The B20 and T20 are official engagement groups of the G20, and carbon markets now cover 16% of global emissions, according to the World Bank (2021). The WRI report stated that with a carbon market, India has an instrument that can provide the right policy and price signals to incentivise deep decarbonisation from the industry sector while ensuring global competitiveness.
The Bureau of Energy Efficiency will administer India’s carbon trading framework, which is getting ready for its rollout. Abhay Bakre, Director General, Bureau of Energy Efficiency, said carbon markets are one of the most cost-effective tools to achieve aggressive efforts to mitigate emissions as economies mature. Bakre added that the Indian carbon market will be the leading market in the world by 2030 and that the market will drive decarbonisation efforts while driving the cost of technologies down.
To build a robust framework for the carbon market in India, effective amendments were made to the Energy Conservation Act India, and several stakeholder consultations were held in parallel. The Indian government is also building a pool of verifiers and a robust electronic platform to register projects, manage credits, and build better confidence among industries.
By implementing domestic market-based mechanisms to promote energy efficiency and renewable energy, namely, the Perform, Achieve, Trade (PAT) and Renewable Energy Certificate (REC) schemes, respectively, India has created some institutional capacity for operationalising market-based mechanisms over the last decade, the report said.
Ravi Pandit, Chairman and Co-founder, KPIT Technologies, said, “Industries are at the opportune time to lead the way to the decarbonisation efforts.
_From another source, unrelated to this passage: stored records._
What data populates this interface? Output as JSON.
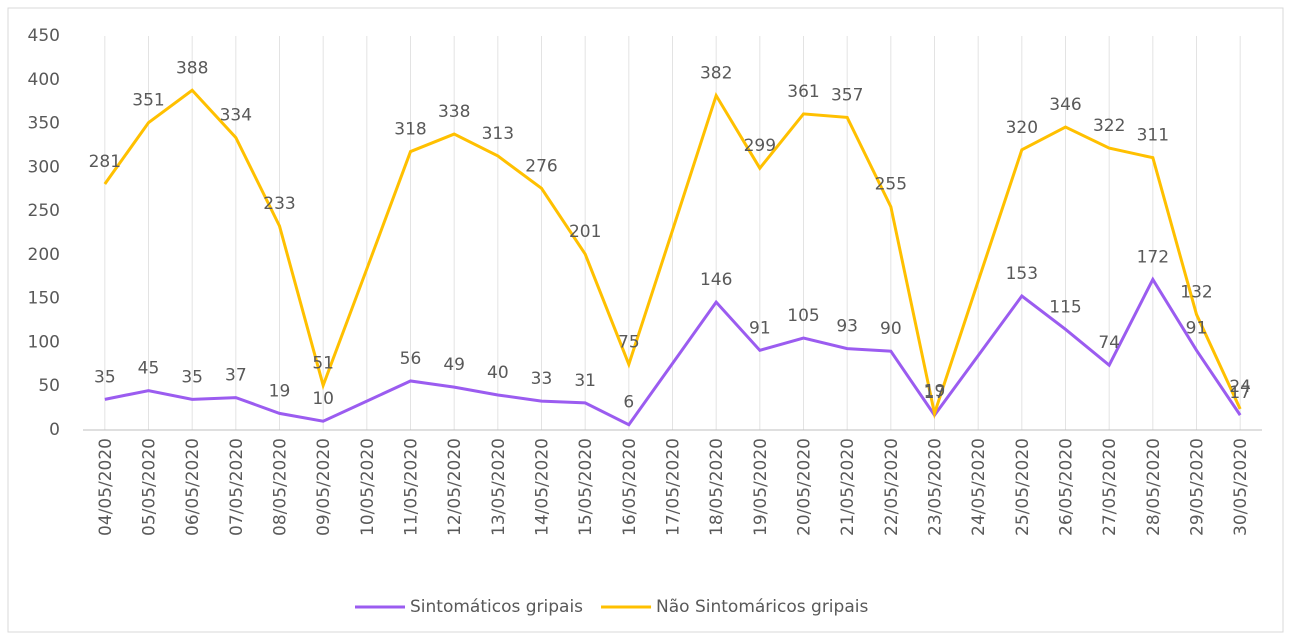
{
  "chart_data": {
    "type": "line",
    "categories": [
      "04/05/2020",
      "05/05/2020",
      "06/05/2020",
      "07/05/2020",
      "08/05/2020",
      "09/05/2020",
      "10/05/2020",
      "11/05/2020",
      "12/05/2020",
      "13/05/2020",
      "14/05/2020",
      "15/05/2020",
      "16/05/2020",
      "17/05/2020",
      "18/05/2020",
      "19/05/2020",
      "20/05/2020",
      "21/05/2020",
      "22/05/2020",
      "23/05/2020",
      "24/05/2020",
      "25/05/2020",
      "26/05/2020",
      "27/05/2020",
      "28/05/2020",
      "29/05/2020",
      "30/05/2020"
    ],
    "series": [
      {
        "name": "Sintomáticos gripais",
        "color": "#9b5cf0",
        "values": [
          35,
          45,
          35,
          37,
          19,
          10,
          33,
          56,
          49,
          40,
          33,
          31,
          6,
          76,
          146,
          91,
          105,
          93,
          90,
          17,
          85,
          153,
          115,
          74,
          172,
          91,
          17
        ],
        "value_labels": [
          "35",
          "45",
          "35",
          "37",
          "19",
          "10",
          null,
          "56",
          "49",
          "40",
          "33",
          "31",
          "6",
          null,
          "146",
          "91",
          "105",
          "93",
          "90",
          "17",
          null,
          "153",
          "115",
          "74",
          "172",
          "91",
          "17"
        ]
      },
      {
        "name": "Não Sintomáricos gripais",
        "color": "#ffc000",
        "values": [
          281,
          351,
          388,
          334,
          233,
          51,
          184,
          318,
          338,
          313,
          276,
          201,
          75,
          228,
          382,
          299,
          361,
          357,
          255,
          19,
          170,
          320,
          346,
          322,
          311,
          132,
          24
        ],
        "value_labels": [
          "281",
          "351",
          "388",
          "334",
          "233",
          "51",
          null,
          "318",
          "338",
          "313",
          "276",
          "201",
          "75",
          null,
          "382",
          "299",
          "361",
          "357",
          "255",
          "19",
          null,
          "320",
          "346",
          "322",
          "311",
          "132",
          "24"
        ]
      }
    ],
    "ylim": [
      0,
      450
    ],
    "yticks": [
      0,
      50,
      100,
      150,
      200,
      250,
      300,
      350,
      400,
      450
    ],
    "grid": true,
    "legend": "bottom"
  }
}
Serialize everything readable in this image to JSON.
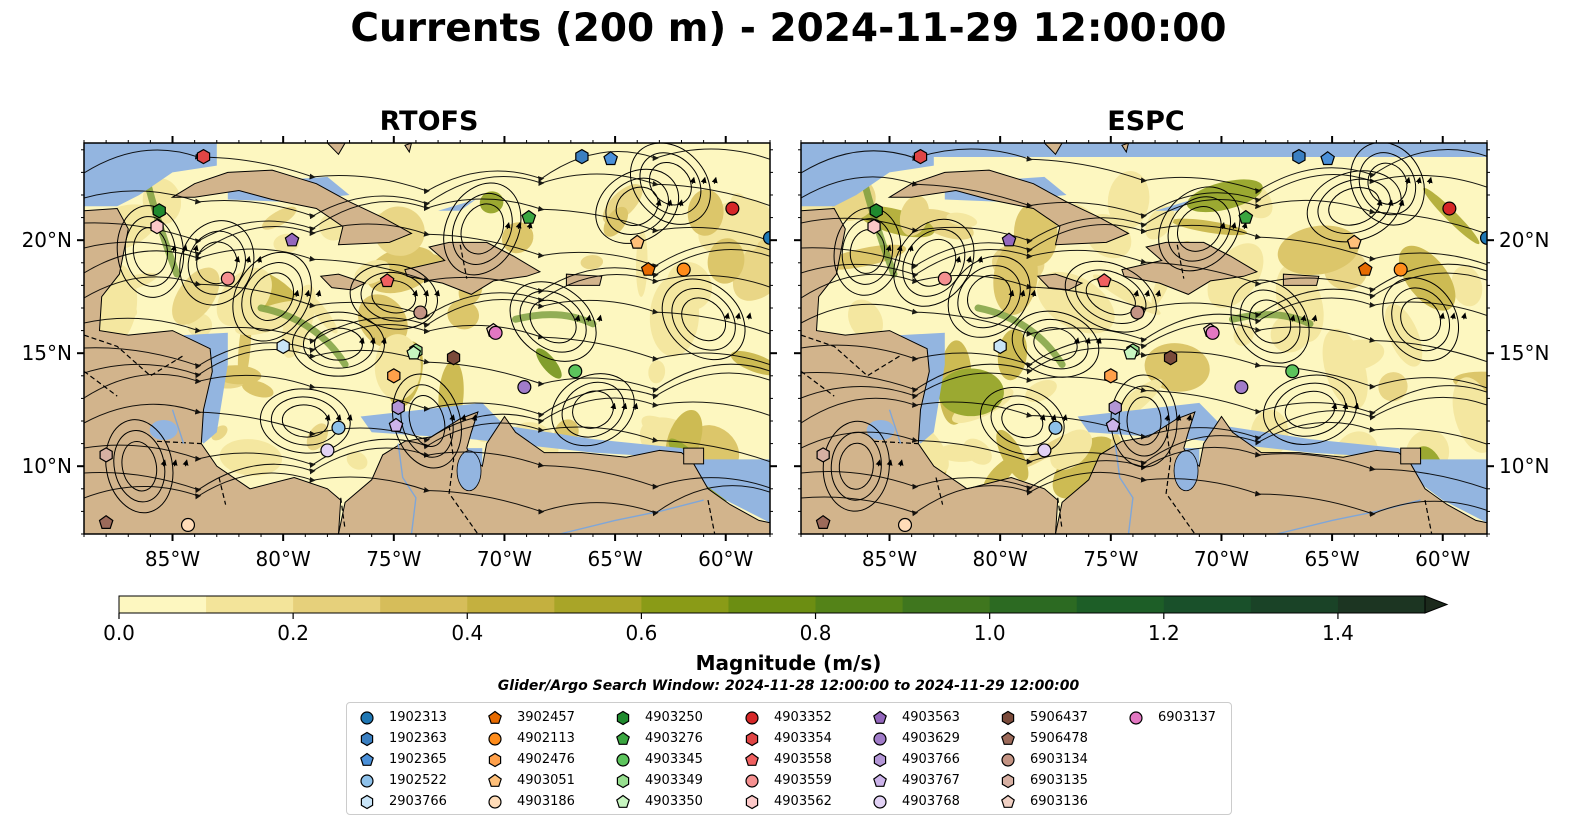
{
  "title": "Currents (200 m) - 2024-11-29 12:00:00",
  "panels": [
    {
      "title": "RTOFS"
    },
    {
      "title": "ESPC"
    }
  ],
  "map": {
    "lon_range": [
      -89,
      -58
    ],
    "lat_range": [
      7,
      24.3
    ],
    "lon_ticks": [
      -85,
      -80,
      -75,
      -70,
      -65,
      -60
    ],
    "lon_tick_labels": [
      "85°W",
      "80°W",
      "75°W",
      "70°W",
      "65°W",
      "60°W"
    ],
    "lat_ticks": [
      10,
      15,
      20
    ],
    "lat_tick_labels": [
      "10°N",
      "15°N",
      "20°N"
    ],
    "colors": {
      "land": "#d2b48c",
      "ocean_shelf": "#93b5e0",
      "coast": "#000000"
    }
  },
  "colorbar": {
    "label": "Magnitude (m/s)",
    "min": 0.0,
    "max": 1.5,
    "extend": "max",
    "ticks": [
      0.0,
      0.2,
      0.4,
      0.6,
      0.8,
      1.0,
      1.2,
      1.4
    ],
    "tick_labels": [
      "0.0",
      "0.2",
      "0.4",
      "0.6",
      "0.8",
      "1.0",
      "1.2",
      "1.4"
    ],
    "colors": [
      "#fdf7c0",
      "#f3e49a",
      "#e6d07b",
      "#d6bd5a",
      "#c4b03f",
      "#a9a528",
      "#8a9b17",
      "#6c8e12",
      "#548318",
      "#3f761e",
      "#2c6a22",
      "#1d5e27",
      "#19502a",
      "#1a4327",
      "#1c3522",
      "#1c2a1c"
    ]
  },
  "search_window": "Glider/Argo Search Window: 2024-11-28 12:00:00 to 2024-11-29 12:00:00",
  "legend": [
    {
      "id": "1902313",
      "marker": "circle",
      "color": "#1f77b4"
    },
    {
      "id": "1902363",
      "marker": "hexagon",
      "color": "#3a7fc1"
    },
    {
      "id": "1902365",
      "marker": "pentagon",
      "color": "#4a90d9"
    },
    {
      "id": "1902522",
      "marker": "circle",
      "color": "#8ec1ea"
    },
    {
      "id": "2903766",
      "marker": "hexagon",
      "color": "#c8e4f7"
    },
    {
      "id": "3902457",
      "marker": "pentagon",
      "color": "#e66a00"
    },
    {
      "id": "4902113",
      "marker": "circle",
      "color": "#ff8c1a"
    },
    {
      "id": "4902476",
      "marker": "hexagon",
      "color": "#ffa04a"
    },
    {
      "id": "4903051",
      "marker": "pentagon",
      "color": "#ffc07a"
    },
    {
      "id": "4903186",
      "marker": "circle",
      "color": "#ffdcb8"
    },
    {
      "id": "4903250",
      "marker": "hexagon",
      "color": "#1f8a2e"
    },
    {
      "id": "4903276",
      "marker": "pentagon",
      "color": "#3aa640"
    },
    {
      "id": "4903345",
      "marker": "circle",
      "color": "#5cc45c"
    },
    {
      "id": "4903349",
      "marker": "hexagon",
      "color": "#97df8f"
    },
    {
      "id": "4903350",
      "marker": "pentagon",
      "color": "#c7f5c0"
    },
    {
      "id": "4903352",
      "marker": "circle",
      "color": "#d62728"
    },
    {
      "id": "4903354",
      "marker": "hexagon",
      "color": "#e04545"
    },
    {
      "id": "4903558",
      "marker": "pentagon",
      "color": "#f06060"
    },
    {
      "id": "4903559",
      "marker": "circle",
      "color": "#f59090"
    },
    {
      "id": "4903562",
      "marker": "hexagon",
      "color": "#fcc8c8"
    },
    {
      "id": "4903563",
      "marker": "pentagon",
      "color": "#9467bd"
    },
    {
      "id": "4903629",
      "marker": "circle",
      "color": "#a17cc9"
    },
    {
      "id": "4903766",
      "marker": "hexagon",
      "color": "#b396d6"
    },
    {
      "id": "4903767",
      "marker": "pentagon",
      "color": "#ccb3ea"
    },
    {
      "id": "4903768",
      "marker": "circle",
      "color": "#e2d2f5"
    },
    {
      "id": "5906437",
      "marker": "hexagon",
      "color": "#7a4a3a"
    },
    {
      "id": "5906478",
      "marker": "pentagon",
      "color": "#9c6a5a"
    },
    {
      "id": "6903134",
      "marker": "circle",
      "color": "#c49484"
    },
    {
      "id": "6903135",
      "marker": "hexagon",
      "color": "#d7b0a3"
    },
    {
      "id": "6903136",
      "marker": "pentagon",
      "color": "#f0d0c4"
    },
    {
      "id": "6903137",
      "marker": "circle",
      "color": "#e377c2"
    }
  ],
  "platforms": [
    {
      "id": "1902313",
      "lon": -58.0,
      "lat": 20.1
    },
    {
      "id": "1902363",
      "lon": -66.5,
      "lat": 23.7
    },
    {
      "id": "1902365",
      "lon": -65.2,
      "lat": 23.6
    },
    {
      "id": "1902522",
      "lon": -77.5,
      "lat": 11.7
    },
    {
      "id": "2903766",
      "lon": -80.0,
      "lat": 15.3
    },
    {
      "id": "3902457",
      "lon": -63.5,
      "lat": 18.7
    },
    {
      "id": "4902113",
      "lon": -61.9,
      "lat": 18.7
    },
    {
      "id": "4902476",
      "lon": -75.0,
      "lat": 14.0
    },
    {
      "id": "4903051",
      "lon": -64.0,
      "lat": 19.9
    },
    {
      "id": "4903186",
      "lon": -84.3,
      "lat": 7.4
    },
    {
      "id": "4903250",
      "lon": -85.6,
      "lat": 21.3
    },
    {
      "id": "4903276",
      "lon": -68.9,
      "lat": 21.0
    },
    {
      "id": "4903345",
      "lon": -66.8,
      "lat": 14.2
    },
    {
      "id": "4903349",
      "lon": -74.0,
      "lat": 15.1
    },
    {
      "id": "4903350",
      "lon": -74.1,
      "lat": 15.0
    },
    {
      "id": "4903352",
      "lon": -59.7,
      "lat": 21.4
    },
    {
      "id": "4903354",
      "lon": -83.6,
      "lat": 23.7
    },
    {
      "id": "4903558",
      "lon": -75.3,
      "lat": 18.2
    },
    {
      "id": "4903559",
      "lon": -82.5,
      "lat": 18.3
    },
    {
      "id": "4903562",
      "lon": -85.7,
      "lat": 20.6
    },
    {
      "id": "4903563",
      "lon": -79.6,
      "lat": 20.0
    },
    {
      "id": "4903629",
      "lon": -69.1,
      "lat": 13.5
    },
    {
      "id": "4903766",
      "lon": -74.8,
      "lat": 12.6
    },
    {
      "id": "4903767",
      "lon": -74.9,
      "lat": 11.8
    },
    {
      "id": "4903768",
      "lon": -78.0,
      "lat": 10.7
    },
    {
      "id": "5906437",
      "lon": -72.3,
      "lat": 14.8
    },
    {
      "id": "5906478",
      "lon": -88.0,
      "lat": 7.5
    },
    {
      "id": "6903134",
      "lon": -73.8,
      "lat": 16.8
    },
    {
      "id": "6903135",
      "lon": -88.0,
      "lat": 10.5
    },
    {
      "id": "6903136",
      "lon": -70.5,
      "lat": 16.0
    },
    {
      "id": "6903137",
      "lon": -70.4,
      "lat": 15.9
    }
  ]
}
Carbon trading is an efficient and effective way of reducing emissions. Our study shows that the cost of mitigation comes down by approximately 28%. It is important to focus on the design, management, and capacity building.”
India’s carbon market can give businesses a clear policy signal to shift investments toward low-carbon technology. This should also be accompanied by an emissions reporting programme and targeted capacity building to prepare the Indian industry, said Ulka Kelkar, Director of the Climate Program at WRI India.
Reflecting on the need for international uniformity as countries announce their own carbon markets, Dr Riza Suarga, Chairman, Indonesia Carbon Trade Association said, “Indonesia is planning to release a carbon exchange by mid this year. Indonesia also plans to conduct cross-sectoral carbon trading.”